As my walk happens to coincide with perhaps the sunniest week in Arran since Scotland sat at the equator, it isn’t hard to convince Malcolm to meet me down at Kildonan shore. “This really is a world-class geological site,” he tells me, pointing to the shoreline. While we wait for the tide to reveal our “pre-dinosaur” footprint, Malcolm explains the science of the nearby dyke swarms – the black “walls” jutting into the sea. “They’re magma which was forced up vertically through cracks in the Earth, and have since eroded away,” he says. “This is a record of a time Europe and North America were pulled apart; and the Atlantic was born.”
Seals lounge around on these globally significant rocks, digesting their breakfast in the sun. “The special thing about Arran is that it has rock types from basically every geological period of the last half billion years,” Malcolm says. “We’ve got the main part of the history of the Earth here – and it’s so accessible.”
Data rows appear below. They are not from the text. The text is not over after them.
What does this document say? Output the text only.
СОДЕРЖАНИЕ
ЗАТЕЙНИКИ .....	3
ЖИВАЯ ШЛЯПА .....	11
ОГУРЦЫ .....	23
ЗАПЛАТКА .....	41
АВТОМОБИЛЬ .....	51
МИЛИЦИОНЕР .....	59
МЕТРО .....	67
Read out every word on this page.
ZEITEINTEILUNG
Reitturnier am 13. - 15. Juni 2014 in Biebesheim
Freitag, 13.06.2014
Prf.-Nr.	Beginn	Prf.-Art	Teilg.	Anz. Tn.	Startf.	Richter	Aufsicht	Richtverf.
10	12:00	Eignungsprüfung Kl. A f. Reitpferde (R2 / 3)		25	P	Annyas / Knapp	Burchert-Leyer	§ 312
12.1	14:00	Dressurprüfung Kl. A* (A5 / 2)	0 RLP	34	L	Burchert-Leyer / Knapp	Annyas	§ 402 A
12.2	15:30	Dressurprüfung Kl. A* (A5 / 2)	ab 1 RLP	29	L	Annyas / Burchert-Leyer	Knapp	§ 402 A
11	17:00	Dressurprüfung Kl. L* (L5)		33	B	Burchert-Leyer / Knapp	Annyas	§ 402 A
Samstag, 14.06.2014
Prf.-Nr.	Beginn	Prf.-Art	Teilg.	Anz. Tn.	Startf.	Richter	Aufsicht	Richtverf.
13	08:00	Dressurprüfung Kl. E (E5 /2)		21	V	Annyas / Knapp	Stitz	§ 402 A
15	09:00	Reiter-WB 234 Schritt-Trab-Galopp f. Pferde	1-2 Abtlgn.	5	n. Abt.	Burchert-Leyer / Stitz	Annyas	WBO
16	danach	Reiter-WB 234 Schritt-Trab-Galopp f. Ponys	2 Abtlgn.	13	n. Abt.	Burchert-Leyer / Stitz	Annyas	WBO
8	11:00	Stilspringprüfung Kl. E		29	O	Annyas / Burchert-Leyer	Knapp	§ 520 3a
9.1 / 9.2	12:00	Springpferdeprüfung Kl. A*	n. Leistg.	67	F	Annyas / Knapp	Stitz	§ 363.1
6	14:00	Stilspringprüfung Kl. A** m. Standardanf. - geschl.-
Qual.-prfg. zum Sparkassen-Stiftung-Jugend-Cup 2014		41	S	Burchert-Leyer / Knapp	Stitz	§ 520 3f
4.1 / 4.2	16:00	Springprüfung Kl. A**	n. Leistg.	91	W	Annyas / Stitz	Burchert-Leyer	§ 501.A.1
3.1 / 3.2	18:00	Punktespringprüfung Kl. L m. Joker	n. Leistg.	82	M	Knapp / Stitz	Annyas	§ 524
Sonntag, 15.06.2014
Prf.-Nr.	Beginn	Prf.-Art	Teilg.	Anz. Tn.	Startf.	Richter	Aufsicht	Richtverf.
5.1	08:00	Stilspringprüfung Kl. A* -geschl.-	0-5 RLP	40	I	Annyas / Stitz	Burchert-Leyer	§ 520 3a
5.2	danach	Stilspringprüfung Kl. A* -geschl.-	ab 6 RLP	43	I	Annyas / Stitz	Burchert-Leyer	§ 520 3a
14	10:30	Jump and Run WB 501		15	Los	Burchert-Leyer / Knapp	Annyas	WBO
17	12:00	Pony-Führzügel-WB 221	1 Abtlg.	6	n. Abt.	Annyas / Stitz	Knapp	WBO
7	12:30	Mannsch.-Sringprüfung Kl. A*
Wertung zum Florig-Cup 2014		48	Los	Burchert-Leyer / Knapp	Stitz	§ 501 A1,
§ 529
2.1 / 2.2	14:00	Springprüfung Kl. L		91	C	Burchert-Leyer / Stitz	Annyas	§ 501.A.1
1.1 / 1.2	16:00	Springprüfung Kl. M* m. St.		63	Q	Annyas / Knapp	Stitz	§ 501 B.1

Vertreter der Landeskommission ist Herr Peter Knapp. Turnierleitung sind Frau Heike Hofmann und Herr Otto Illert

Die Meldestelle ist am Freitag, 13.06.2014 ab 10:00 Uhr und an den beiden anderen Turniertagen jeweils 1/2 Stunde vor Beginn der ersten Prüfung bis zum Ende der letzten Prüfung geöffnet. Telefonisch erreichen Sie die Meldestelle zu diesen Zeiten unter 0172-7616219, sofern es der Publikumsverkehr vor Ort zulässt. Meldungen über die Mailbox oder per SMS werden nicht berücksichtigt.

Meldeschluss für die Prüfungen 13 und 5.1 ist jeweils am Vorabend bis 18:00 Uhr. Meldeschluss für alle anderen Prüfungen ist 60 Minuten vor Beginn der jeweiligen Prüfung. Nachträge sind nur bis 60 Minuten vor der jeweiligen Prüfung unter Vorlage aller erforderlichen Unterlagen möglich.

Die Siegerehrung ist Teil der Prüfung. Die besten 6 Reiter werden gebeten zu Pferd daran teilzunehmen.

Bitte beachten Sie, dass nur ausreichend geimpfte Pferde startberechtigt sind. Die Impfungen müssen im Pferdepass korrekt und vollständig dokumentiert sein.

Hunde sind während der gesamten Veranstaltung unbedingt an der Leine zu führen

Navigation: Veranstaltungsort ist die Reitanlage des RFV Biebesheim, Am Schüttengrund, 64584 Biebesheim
Off shore sits the microgranite mound of Ailsa Craig, home to an enormous colony of gannets, and Pladda, an island with a scenic lighthouse, sitting on what was once molten magma.

That evening, via the plummeting waterfalls of Glenashdale, I reach Whiting Bay, and watch an otter scurrying in the sunset before setting up camp. With careful consideration for tide times, my final day skirts along boardwalks and seabed to Lamlash, Arran’s most populous village.
I stop for a swim at a secluded bay and oystercatchers (my constant companions on the walk) squeak their farewells. Brodick soon welcomes me back with its sublime mountain vistas. As my ferry sails back to the mainland I gaze back at Goat Fell, and the words of the writer Nan Shepherd come to mind: “the shortsighted cannot love mountains as the longsighted do”.